Catholic college cancels speaker after pro-life protests planned
Integrity of Catholic identity upheld

Catholic college cancels speaker after pro-life protests planned

Roberta Wilhelm
Roberta Wilhelm


The College of St. Mary, in Omaha, Nebraska has decided to withdraw its invitation to Roberta Wilhelm, the scheduled speaker for Sunday's commencement out of concern that threatened protests might disrupt the ceremony.

The college had invited Ms. Wilhelm, who is the executive director of Girls Inc. in Omaha, to give the address. The controversy was caused by Girls Inc.'s national advocacy positions, which include statements on contraception, abortion and sexual orientation that are contrary to Catholic beliefs.

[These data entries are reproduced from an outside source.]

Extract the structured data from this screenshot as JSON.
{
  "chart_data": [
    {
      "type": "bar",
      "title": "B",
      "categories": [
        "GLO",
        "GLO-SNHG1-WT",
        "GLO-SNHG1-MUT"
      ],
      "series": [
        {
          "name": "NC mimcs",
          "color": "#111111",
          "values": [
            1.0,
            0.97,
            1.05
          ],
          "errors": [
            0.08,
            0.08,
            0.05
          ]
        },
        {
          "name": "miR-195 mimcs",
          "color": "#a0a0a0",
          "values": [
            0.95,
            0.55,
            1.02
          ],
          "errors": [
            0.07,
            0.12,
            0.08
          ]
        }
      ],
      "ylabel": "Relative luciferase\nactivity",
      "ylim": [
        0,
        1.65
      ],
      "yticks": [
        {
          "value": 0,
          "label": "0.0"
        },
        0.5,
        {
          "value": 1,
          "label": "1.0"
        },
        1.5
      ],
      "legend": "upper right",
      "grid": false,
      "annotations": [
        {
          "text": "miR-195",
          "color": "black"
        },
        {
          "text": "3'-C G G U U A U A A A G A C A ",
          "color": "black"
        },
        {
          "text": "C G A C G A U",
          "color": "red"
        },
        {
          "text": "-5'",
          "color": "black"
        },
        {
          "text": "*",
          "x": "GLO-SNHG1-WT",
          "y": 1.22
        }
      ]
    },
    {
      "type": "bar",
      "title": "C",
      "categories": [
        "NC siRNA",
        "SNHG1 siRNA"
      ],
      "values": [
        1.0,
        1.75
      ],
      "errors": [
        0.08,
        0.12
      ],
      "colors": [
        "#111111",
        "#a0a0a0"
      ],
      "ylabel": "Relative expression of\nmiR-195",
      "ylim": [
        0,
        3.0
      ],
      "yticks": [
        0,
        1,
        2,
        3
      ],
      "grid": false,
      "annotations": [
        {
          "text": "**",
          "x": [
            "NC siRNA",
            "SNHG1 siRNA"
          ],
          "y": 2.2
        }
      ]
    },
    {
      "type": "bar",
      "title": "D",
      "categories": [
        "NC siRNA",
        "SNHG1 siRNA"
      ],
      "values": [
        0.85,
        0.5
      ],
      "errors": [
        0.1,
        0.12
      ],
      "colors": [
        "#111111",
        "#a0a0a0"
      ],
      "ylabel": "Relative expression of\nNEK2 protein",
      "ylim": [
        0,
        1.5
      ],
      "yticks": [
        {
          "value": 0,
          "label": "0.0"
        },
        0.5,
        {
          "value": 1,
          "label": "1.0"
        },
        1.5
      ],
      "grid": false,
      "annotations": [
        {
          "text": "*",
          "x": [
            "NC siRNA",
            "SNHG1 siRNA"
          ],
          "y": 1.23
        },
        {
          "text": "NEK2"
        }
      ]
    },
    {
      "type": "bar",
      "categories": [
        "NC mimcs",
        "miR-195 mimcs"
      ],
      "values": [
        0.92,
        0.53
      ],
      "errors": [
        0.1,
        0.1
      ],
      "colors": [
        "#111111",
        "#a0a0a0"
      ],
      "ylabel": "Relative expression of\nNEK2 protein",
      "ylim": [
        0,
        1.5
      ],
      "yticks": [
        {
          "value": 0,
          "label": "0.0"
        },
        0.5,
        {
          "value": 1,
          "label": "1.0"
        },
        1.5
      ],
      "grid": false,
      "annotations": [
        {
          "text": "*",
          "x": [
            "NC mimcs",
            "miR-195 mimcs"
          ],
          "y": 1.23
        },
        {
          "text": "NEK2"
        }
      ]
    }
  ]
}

Last weekend, the college began receiving e-mails, faxes and telephone calls, some of which threatened to picket, demonstrate or shout down Wilhelm, said Sister Maryanne Stevens, the college's president.

The callers were distressed that someone who led a group that favors abortion was the commencement speaker at a Roman Catholic college. The Sisters of Mercy - an order of Catholic nuns - are affiliated with College of St. Mary.

"I decided it had the potential to mar our graduation ceremonies that are truly celebratory events for our students and families," Stevens said.

The e-mails, faxes and calls came after Fr. Damien Cook, pastor of St. Peter Catholic Church in Omaha, sent an e-mail Friday to a number of people in the area asking them "to do what you can in a respectful manner" to encourage the college to cancel Wilhelm's speech.

"Whatever the speaker's personal feelings, she works for and represents a corporation that works in direct opposition to our faith and the true health and good of girls and women," he wrote.

Fr. Cook said he was concerned that the college's speaker choice would tarnish its image as a Catholic institution.

The College of St. Mary was one of 12 Catholic colleges in the country this year with commencement speakers or honorees who have "taken public positions contrary to Catholic values or teaching," according to the Cardinal Newman Society. The society identifies its mission as renewing and strengthening the Catholic identity of Catholic colleges and universities.

Among other colleges on the list are Marquette University in Milwaukee and the Graduate School at the University of Notre Dame, which was cited for awarding an honorary degree to its commencement speaker, Mary Sue Coleman, president of the University of Michigan.

Coleman, according to the society's Web site, launched the university's center for embryonic stem cell research and called on Michigan's legislature to reconsider a ban on cloning.

In his e-mail, Fr. Cook also cited a June 2004 statement from the U.S. Conference of Catholic Bishops saying that the Catholic community and Catholic institutions "should not honor those who act in defiance of our fundamental moral principles."

Fr. Cook said he was pleased that Stevens listened and that the college changed speakers.

"I think it's a moot point now since they so graciously did that," he said.

Cook, who is director of the Bishops' Plan for Pro-Life Activities for the Archdiocese of Omaha, said he sent the e-mail on his own.

Stevens said she visited with Wilhelm personally on Monday.

The college, she said, recognizes that there is language on Girls Inc.'s national Web site that supports the legal right to an abortion. But the local chapter promotes abstinence, she said, and supports a consistent ethic of life by the way it works with young girls.

Stevens said the college chose Wilhelm because of the longstanding relationship between the college and Girls Inc. and because of the work Wilhelm has done for children and for girls.

Wilhelm said she understood the college's desire to keep the day's focus on graduates and their accomplishments.

"I understand and fully support what Dr. Stevens feels like she has to do," she said. "It's a difficult position to be in. And I respect that as the head of an agency that sometimes faces difficult decisions."